Fair by design: A sociotechnical approach to justifying the fairness of AI-enabled systems across the lifecycle
- URL: http://arxiv.org/abs/2406.09029v1
- Date: Thu, 13 Jun 2024 12:03:29 GMT
- Title: Fair by design: A sociotechnical approach to justifying the fairness of AI-enabled systems across the lifecycle
- Authors: Marten H. L. Kaas, Christopher Burr, Zoe Porter, Berk Ozturk, Philippa Ryan, Michael Katell, Nuala Polo, Kalle Westerling, Ibrahim Habli,
- Abstract summary: Fairness is one of the most commonly identified ethical principles in existing AI guidelines.
The development of fair AI-enabled systems is required by new and emerging AI regulation.
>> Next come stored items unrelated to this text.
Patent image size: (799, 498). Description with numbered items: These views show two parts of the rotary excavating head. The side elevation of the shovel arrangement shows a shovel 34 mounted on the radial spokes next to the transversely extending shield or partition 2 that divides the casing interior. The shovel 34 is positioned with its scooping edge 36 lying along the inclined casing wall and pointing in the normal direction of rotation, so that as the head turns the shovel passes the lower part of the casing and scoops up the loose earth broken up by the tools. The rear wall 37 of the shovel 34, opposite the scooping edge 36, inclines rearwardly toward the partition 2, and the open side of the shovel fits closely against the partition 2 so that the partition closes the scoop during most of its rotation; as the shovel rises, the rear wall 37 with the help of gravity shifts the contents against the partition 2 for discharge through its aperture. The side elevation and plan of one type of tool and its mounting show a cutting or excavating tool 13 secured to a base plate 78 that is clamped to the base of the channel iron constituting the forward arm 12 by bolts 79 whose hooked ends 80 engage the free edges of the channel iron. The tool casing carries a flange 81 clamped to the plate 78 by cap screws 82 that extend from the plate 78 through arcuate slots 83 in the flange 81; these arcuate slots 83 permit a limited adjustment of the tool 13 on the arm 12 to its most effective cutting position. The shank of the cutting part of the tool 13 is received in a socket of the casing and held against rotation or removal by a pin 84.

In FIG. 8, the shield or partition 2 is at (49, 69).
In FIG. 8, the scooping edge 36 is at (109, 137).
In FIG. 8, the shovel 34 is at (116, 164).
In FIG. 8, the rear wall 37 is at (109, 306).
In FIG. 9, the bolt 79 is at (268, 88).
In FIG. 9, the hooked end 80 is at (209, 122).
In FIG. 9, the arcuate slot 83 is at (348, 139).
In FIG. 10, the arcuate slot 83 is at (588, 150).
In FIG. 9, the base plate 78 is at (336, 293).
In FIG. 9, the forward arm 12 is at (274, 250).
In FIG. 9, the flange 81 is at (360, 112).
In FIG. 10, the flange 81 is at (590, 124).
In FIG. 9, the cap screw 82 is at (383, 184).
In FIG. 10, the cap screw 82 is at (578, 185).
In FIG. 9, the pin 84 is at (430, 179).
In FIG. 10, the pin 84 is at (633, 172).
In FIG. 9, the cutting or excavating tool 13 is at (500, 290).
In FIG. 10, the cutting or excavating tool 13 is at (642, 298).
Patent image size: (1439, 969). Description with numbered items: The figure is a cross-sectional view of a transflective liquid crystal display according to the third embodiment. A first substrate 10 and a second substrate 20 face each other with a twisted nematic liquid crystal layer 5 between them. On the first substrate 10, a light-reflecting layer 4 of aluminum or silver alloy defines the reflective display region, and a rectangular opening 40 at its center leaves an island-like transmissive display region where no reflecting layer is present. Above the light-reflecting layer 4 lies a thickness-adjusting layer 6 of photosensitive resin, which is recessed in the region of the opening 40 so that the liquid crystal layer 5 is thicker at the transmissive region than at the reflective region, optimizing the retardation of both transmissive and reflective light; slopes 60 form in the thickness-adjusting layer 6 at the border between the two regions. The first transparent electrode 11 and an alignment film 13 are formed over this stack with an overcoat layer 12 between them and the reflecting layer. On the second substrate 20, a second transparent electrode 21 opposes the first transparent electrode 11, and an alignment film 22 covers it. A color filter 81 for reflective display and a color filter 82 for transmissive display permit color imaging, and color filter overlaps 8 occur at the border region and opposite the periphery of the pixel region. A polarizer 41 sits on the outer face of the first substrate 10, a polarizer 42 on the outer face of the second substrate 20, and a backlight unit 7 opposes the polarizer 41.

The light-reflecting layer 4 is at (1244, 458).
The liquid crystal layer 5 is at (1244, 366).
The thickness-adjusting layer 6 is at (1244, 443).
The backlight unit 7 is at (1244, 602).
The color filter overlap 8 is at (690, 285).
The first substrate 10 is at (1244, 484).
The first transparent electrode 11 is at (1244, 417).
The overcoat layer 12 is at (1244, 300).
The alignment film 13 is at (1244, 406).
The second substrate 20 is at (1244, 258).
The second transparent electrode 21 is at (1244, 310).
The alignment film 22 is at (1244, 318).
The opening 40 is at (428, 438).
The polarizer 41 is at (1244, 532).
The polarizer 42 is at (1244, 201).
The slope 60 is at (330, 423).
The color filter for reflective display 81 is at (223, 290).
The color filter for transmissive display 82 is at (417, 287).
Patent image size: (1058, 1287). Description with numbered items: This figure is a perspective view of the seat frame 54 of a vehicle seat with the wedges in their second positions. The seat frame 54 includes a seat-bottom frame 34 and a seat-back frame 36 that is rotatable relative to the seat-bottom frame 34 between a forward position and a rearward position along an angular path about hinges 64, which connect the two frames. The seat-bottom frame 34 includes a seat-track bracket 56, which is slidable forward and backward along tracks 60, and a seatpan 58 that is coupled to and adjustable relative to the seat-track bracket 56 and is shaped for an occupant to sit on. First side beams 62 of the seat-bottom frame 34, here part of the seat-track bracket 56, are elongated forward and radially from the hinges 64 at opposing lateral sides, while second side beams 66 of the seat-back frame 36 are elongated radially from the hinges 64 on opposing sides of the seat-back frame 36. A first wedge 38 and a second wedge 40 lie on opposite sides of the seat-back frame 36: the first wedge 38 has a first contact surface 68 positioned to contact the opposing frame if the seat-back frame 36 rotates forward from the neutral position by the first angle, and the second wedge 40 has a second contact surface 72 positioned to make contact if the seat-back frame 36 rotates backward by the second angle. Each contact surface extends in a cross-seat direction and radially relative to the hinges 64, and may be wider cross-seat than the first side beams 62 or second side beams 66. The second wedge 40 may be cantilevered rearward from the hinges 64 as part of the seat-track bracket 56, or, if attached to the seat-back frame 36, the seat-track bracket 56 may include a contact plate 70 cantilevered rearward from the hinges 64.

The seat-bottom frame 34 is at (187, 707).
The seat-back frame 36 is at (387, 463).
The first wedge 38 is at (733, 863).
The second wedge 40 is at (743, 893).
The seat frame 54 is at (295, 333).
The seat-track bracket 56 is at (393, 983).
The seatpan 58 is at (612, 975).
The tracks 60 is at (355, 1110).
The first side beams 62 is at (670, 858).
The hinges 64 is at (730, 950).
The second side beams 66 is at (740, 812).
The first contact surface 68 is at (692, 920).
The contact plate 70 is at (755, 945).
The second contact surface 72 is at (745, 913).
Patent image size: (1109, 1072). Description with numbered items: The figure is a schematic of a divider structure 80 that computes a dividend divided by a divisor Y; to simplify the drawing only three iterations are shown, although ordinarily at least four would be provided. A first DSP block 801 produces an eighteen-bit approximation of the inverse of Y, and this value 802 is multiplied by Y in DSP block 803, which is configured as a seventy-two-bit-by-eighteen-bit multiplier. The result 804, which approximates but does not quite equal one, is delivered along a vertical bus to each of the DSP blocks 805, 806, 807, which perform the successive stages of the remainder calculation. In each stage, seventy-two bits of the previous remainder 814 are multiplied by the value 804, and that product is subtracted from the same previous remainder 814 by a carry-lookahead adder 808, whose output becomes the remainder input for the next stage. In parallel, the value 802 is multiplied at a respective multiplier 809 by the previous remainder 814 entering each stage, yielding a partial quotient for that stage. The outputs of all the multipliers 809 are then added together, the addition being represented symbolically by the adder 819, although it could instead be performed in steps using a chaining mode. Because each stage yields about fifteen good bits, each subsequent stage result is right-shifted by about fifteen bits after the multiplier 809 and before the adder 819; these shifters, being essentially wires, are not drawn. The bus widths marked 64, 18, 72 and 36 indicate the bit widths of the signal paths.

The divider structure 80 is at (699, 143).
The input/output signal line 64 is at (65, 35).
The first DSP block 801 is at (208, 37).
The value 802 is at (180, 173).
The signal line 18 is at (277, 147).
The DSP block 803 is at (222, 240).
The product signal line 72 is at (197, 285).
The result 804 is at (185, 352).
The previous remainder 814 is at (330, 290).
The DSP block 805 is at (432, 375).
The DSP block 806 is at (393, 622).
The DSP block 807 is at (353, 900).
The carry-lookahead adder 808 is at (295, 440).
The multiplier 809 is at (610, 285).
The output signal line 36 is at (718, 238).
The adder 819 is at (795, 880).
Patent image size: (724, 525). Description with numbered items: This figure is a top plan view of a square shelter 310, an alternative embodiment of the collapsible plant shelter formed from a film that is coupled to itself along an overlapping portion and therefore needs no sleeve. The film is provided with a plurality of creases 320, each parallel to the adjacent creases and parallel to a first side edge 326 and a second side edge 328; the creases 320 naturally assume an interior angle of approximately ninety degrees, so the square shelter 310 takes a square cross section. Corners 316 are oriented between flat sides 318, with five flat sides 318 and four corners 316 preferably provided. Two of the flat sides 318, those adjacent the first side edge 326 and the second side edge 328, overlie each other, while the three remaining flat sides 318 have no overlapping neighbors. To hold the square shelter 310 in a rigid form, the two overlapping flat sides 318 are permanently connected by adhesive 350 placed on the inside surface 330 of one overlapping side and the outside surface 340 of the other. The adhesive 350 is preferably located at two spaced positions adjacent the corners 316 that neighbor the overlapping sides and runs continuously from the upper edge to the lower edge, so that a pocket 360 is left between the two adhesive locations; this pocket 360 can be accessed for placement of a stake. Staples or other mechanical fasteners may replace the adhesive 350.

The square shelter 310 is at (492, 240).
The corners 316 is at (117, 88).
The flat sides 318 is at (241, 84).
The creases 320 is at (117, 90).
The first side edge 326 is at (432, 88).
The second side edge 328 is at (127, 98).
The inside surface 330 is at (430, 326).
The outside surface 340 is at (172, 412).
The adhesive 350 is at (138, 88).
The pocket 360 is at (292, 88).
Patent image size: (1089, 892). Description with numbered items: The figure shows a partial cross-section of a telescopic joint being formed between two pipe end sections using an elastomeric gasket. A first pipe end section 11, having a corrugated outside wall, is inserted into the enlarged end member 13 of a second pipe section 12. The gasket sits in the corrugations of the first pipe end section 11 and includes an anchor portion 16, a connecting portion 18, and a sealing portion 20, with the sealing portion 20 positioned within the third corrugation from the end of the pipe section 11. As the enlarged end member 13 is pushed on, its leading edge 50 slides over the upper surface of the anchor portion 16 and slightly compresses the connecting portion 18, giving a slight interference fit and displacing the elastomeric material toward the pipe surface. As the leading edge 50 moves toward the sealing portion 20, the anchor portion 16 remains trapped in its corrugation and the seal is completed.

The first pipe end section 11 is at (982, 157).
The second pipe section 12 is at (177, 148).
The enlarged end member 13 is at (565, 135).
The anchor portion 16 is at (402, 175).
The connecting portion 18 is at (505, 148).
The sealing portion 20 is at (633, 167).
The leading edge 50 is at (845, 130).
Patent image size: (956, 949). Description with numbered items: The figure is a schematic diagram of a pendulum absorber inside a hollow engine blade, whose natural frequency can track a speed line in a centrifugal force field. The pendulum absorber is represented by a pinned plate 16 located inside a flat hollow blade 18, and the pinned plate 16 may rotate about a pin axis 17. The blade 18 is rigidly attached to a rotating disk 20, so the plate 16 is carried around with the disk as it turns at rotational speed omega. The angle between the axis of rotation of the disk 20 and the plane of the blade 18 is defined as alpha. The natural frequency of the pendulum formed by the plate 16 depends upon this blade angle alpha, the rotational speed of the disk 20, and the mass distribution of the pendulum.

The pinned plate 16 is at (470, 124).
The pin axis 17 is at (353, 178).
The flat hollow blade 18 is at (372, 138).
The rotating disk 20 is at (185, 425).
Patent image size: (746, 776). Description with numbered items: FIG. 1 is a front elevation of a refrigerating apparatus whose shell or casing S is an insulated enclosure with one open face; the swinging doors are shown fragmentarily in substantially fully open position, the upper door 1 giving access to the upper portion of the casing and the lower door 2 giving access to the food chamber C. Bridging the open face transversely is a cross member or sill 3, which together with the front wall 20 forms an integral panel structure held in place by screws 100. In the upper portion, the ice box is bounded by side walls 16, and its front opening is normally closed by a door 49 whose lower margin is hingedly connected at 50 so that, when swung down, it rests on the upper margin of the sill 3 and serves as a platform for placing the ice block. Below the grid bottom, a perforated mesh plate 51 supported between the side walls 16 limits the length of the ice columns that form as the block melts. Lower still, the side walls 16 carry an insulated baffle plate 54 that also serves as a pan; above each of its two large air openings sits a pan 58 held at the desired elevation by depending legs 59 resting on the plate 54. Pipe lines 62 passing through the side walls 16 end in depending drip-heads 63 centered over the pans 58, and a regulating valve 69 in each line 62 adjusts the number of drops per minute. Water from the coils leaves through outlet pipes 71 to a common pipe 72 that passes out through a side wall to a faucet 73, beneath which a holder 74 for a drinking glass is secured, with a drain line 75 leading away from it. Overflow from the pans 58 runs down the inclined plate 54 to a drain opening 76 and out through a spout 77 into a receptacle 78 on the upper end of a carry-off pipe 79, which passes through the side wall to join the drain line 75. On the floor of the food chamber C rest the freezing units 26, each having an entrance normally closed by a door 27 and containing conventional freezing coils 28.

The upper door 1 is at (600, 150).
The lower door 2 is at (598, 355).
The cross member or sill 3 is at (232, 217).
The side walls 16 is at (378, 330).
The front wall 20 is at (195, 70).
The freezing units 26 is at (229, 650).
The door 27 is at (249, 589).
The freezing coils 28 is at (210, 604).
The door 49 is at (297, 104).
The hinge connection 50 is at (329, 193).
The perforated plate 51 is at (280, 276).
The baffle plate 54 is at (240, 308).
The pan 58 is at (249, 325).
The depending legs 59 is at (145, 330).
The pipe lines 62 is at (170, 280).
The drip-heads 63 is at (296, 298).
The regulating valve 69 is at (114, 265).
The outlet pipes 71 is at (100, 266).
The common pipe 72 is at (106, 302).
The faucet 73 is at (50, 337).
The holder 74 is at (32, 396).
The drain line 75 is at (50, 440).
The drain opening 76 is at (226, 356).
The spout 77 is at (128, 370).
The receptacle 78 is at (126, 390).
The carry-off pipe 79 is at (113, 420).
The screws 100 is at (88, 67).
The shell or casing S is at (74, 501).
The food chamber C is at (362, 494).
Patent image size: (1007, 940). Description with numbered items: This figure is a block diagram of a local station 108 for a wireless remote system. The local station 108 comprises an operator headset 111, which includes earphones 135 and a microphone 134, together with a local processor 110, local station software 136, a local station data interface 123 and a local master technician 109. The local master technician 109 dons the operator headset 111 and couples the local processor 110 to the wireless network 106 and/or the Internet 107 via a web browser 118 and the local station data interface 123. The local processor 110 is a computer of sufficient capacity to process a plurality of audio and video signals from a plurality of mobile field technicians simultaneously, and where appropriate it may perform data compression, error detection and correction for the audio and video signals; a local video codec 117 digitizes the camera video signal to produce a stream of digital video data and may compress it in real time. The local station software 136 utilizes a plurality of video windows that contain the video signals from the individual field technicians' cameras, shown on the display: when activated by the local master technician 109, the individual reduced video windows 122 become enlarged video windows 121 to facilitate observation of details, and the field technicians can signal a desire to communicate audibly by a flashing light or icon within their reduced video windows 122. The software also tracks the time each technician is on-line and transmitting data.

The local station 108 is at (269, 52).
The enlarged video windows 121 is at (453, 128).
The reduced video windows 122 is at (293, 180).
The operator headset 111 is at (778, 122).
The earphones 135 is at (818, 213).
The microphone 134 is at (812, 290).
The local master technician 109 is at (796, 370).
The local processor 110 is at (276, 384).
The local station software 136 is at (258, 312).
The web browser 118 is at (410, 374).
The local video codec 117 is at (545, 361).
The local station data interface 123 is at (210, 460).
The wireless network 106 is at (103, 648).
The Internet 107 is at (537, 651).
- Score: 0.8164978442203773
- License: http://creativecommons.org/licenses/by/4.0/
- Abstract: Fairness is one of the most commonly identified ethical principles in existing AI guidelines, and the development of fair AI-enabled systems is required by new and emerging AI regulation. But most approaches to addressing the fairness of AI-enabled systems are limited in scope in two significant ways: their substantive content focuses on statistical measures of fairness, and they do not emphasize the need to identify and address fairness considerations across the whole AI lifecycle. Our contribution is to present an assurance framework and tool that can enable a practical and transparent method for widening the scope of fairness considerations across the AI lifecycle and move the discussion beyond mere statistical notions of fairness to consider a richer analysis in a practical and context-dependent manner. To illustrate this approach, we first describe and then apply the framework of Trustworthy and Ethical Assurance (TEA) to an AI-enabled clinical diagnostic support system (CDSS) whose purpose is to help clinicians predict the risk of developing hypertension in patients with Type 2 diabetes, a context in which several fairness considerations arise (e.g., discrimination against patient subgroups). This is supplemented by an open-source tool and a fairness considerations map to help facilitate reasoning about the fairness of AI-enabled systems in a participatory way. In short, by using a shared framework for identifying, documenting and justifying fairness considerations, and then using this deliberative exercise to structure an assurance case, research on AI fairness becomes reusable and generalizable for others in the ethical AI community and for sharing best practices for achieving fairness and equity in digital health and healthcare in particular.